Cells are the basic element in humans, animals and plants. As they are so tiny, the manipulation of these small matters is impossible with humans’ hands and we cannot even see them with bare eyes. In this video, I am going to bring you into a microfluidic device; the place where cells and particles can be manipulated by conducting PDMS.
This is a simple PDMS-based microfluidic device with two inlets and two outlets. But what make it interesting is conducting PDMS electrodes embedded along the sidewall. These conducting PDMS electrodes generate nonuniform electric fields along the width and height of the channel that ultimately induce a dielectrophoretic or DEP force on cells.
Cells from branch A are focused by the flow from upper branch B and transport near the electrodes where electric fields are markedly strong. Cells that are more polarized than the suspending medium experience an attractive force and transport towards lower branch C whereas those that are less polarized than the suspending medium experience a repulsive force and move towards upper branch D.
The first experiment demonstrates that 5 micron latex particles can be pushed away from electrodes for all AC electric field frequencies, implying that these particles are less polarized than the suspending medium. When the particle size is scaled down like 0.5 micron, the particles are found to be attracted to the electrodes at 1 MHz. After 3 minutes, a tremendous number of particles are collected incredibly. Interestingly, the particles instantly experience a repulsive DEP force at 80 MHz.

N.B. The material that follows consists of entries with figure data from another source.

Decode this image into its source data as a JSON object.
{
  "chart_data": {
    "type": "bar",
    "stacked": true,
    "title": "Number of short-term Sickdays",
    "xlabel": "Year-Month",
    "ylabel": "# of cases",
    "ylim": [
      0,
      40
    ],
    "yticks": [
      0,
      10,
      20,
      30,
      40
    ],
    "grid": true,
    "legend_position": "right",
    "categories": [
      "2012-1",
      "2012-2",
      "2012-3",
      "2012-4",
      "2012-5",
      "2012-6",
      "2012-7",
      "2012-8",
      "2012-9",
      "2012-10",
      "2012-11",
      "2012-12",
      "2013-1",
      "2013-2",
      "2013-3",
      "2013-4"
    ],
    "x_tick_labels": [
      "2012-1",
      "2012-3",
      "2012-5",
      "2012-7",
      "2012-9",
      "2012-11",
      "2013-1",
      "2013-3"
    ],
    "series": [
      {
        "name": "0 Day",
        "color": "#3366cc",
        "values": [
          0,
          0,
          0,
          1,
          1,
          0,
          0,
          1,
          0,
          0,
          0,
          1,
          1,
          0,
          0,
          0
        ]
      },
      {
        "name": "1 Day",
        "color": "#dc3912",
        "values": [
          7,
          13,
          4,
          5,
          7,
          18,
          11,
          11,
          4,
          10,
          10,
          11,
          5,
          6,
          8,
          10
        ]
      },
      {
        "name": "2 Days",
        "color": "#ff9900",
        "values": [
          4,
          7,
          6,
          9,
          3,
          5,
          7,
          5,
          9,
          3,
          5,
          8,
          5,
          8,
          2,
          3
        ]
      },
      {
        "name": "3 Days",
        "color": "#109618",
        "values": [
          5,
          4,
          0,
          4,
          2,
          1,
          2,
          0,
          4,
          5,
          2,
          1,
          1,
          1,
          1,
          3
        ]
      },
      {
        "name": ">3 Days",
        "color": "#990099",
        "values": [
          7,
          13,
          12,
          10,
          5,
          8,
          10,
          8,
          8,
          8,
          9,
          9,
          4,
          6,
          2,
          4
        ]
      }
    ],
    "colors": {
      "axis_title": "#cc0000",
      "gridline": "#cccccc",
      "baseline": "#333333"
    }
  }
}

These are yeast cells in a NaCl solution. At 10 kHz, cells are repelled from the electrodes, resembling the case of 5 micron latex particles. The cells also formed a chain with neighboring cells along the electric field lines as a result of the dipole-dipole interactions. At 10 MHz, cells are quickly collected at the electrodes. The formation of cells allows the chains to experience a larger DEP force, thus causing the chains to move even faster.
In this experiment, we use our device to separate 5 micron from 0.5 micron particles. Initially, both particles transport near electrodes and completely go to the lower branch. By applying 1 MHz AC frequency, 0.5 micron smaller particles are attracted near electrodes while 5 micron larger particles are repelled from electrodes, causing them to separate continuously. Within seconds, clear separation is manifest.
The final demonstration is the separation of yeast cells and 5 micron latex particles. Yeast cells in black color experiencing an attractive force preferentially move towards the lower branch while the particles spend their time approximately 5 seconds to be separated by a repulsive force into the other branch.
With the help of microfluidics, scientists can now manipulate cells, not visible to human eyes. As demonstrated by the experiments, the use of conducting PDMS electrodes has made cell manipulation simpler and more effective.